De inhoudelijke eisen die verder aan de franchiseovereenkomst als zodanig worden gesteld, zijn beperkt in aantal. Concreet betreft dit de verplichting om een regeling te treffen voor goodwill in het geval van overname van een franchiseonderneming door de franchisegever en een kader voor de toelaatbare afspraken omtrent non-concurrentiebedingen dat aansluit bij de Groepsvrijstellingsverordening. In beide gevallen geldt contractvrijheid voor de concrete uitwerking van afspraken binnen het gegeven kader.
Europeesrechtelijk is tevens het mededingingsrecht van belang. In paragraaf 4.2 zijn de nationale mededingingsrechtelijke kaders besproken. Indien sprake is van (mogelijke) beïnvloeding van het handelsverkeer tussen lidstaten, is het Europese mededingingsrecht mede van toepassing. Het Europeesrechtelijk kartelverbod is vervat in artikel 101, eerste lid, van het VWEU. Het verbiedt alle samenwerking tussen ondernemingen die de mededinging op de markt (merkbaar) beperkt, voor zover de handel tussen lidstaten wordt beïnvloed. Franchising is een vorm van samenwerking, die met name verticale beperkingen van de mededinging kent. Indien echter voldaan wordt aan de voorwaarden vervat in de Groepsvrijstellingsverordening verticale overeenkomsten, worden deze afspraken geacht niet in strijd te zijn met het kartelverbod (zowel nationaal als Europees).
In sommige landen is sprake van strenge en gedetailleerde regelgeving voor franchise.
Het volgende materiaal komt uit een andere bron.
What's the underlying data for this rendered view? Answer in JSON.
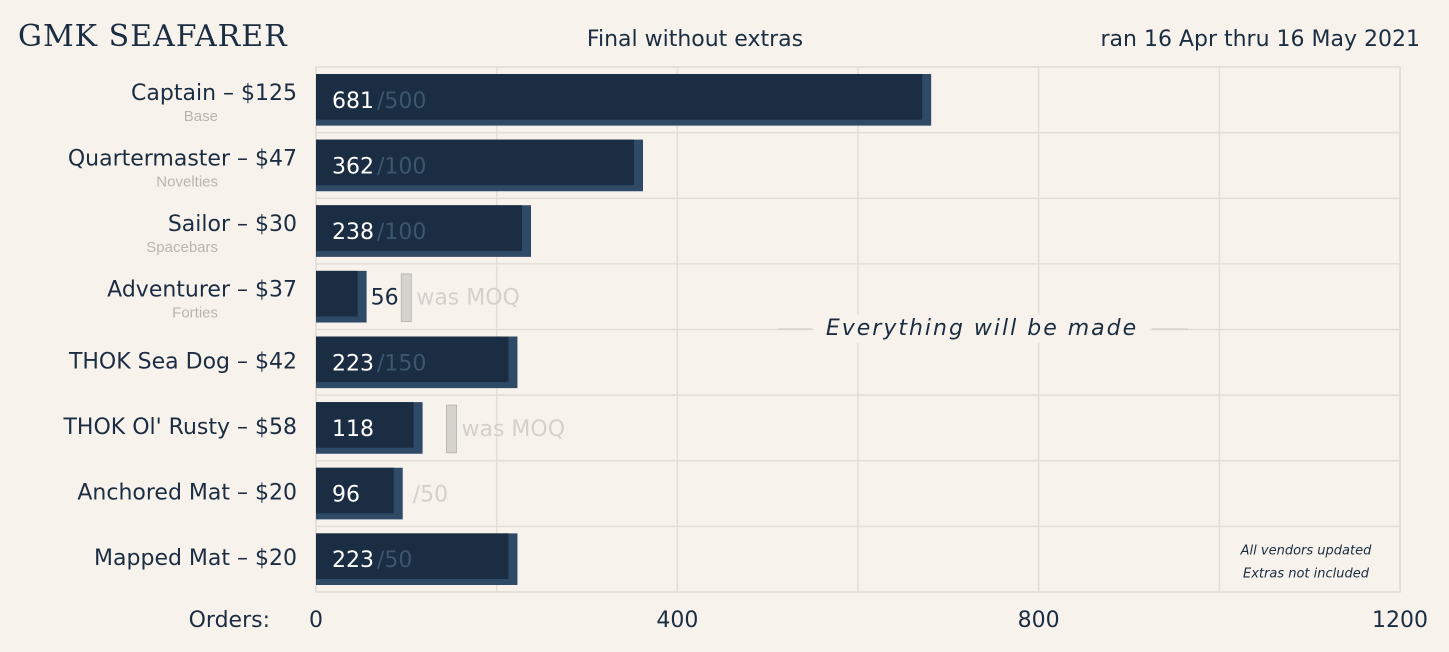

Zowel in Australië als in de VS is sprake van stringente regelgeving voor de franchisesector, waarmee problemen zoals die zich de laatste jaren in Nederland hebben voorgedaan, zijn verminderd. Zo kent Australië een zeer uitvoerige franchiseregelgeving en overheidstoezicht op de naleving daarvan. De Australische Franchise Code of Conduct is opgesteld door de Australian Competition and Consumer Commission (vergelijkbaar met de Autoriteit Consument en Markt in Nederland), die ook boetes kan opleggen alsmede juridische procedures kan aanspannen tegen partijen die de Code of Conduct overtreden. In de VS heeft de precontractuele informatieplicht een prominente plaats in de (federale) regelgeving. Daarnaast kennen diverse staten een registratieverplichting voordat franchise-aanbiedingen in die staat mogen worden gedaan, en vaak ook overheidstoezicht op de inhoud van deze aanbiedingen.
Voor zover er binnen de EU sprake is van nationale regulering van franchise, ligt de nadruk, evenals in de VS, op precontractuele informatieplichten. Dit geldt in Frankrijk, Spanje, Italië, Roemenië, Zweden, Estland, Letland en België. Er zijn ook landen waarin helemaal niets is geregeld.
In de Nederlandse situatie is er nu behoefte aan een systeem dat ook de franchisesamenwerking zelf enigszins normeert. Dit hangt vooral samen met het bestaan van eenzijdige wijzigingsbevoegdheden in franchiseovereenkomsten en met verschillen van inzicht in de markt over de mate waarin franchisenemers betrokken dienen te worden bij besluiten die op hun bedrijfsvoering een groot effect kunnen hebben. Omdat franchiseovereenkomsten vooral onder regie van de franchisegever tot stand komen, waarbij niet in de gewenste mate rekening blijkt te worden gehouden met de belangen van alle betrokkenen, is wetgeving noodzakelijk.
Overwogen is of de ACM een rol zou moeten krijgen als handhaver op het gebied van franchise. De regering acht dit prematuur. Dit wetsvoorstel moet een goede franchisesamenwerking bevorderen en daarbij zoveel mogelijk ruimte laten voor ondernemerschap en contractvrijheid. Handhaving van overheidswege ligt dan niet voor de hand. Verder heeft de ACM tot dusver uitsluitend een taak vanuit mededingingsperspectief op het gebied van samenwerking tussen bedrijven. Overigens wordt wel de discussie gevoerd over een bredere rol voor de ACM in de voedselketen. Inzet van ACM op het gebied van franchise kan op termijn, indien daaraan behoefte mocht zijn, een onderdeel vormen van deze bredere discussie.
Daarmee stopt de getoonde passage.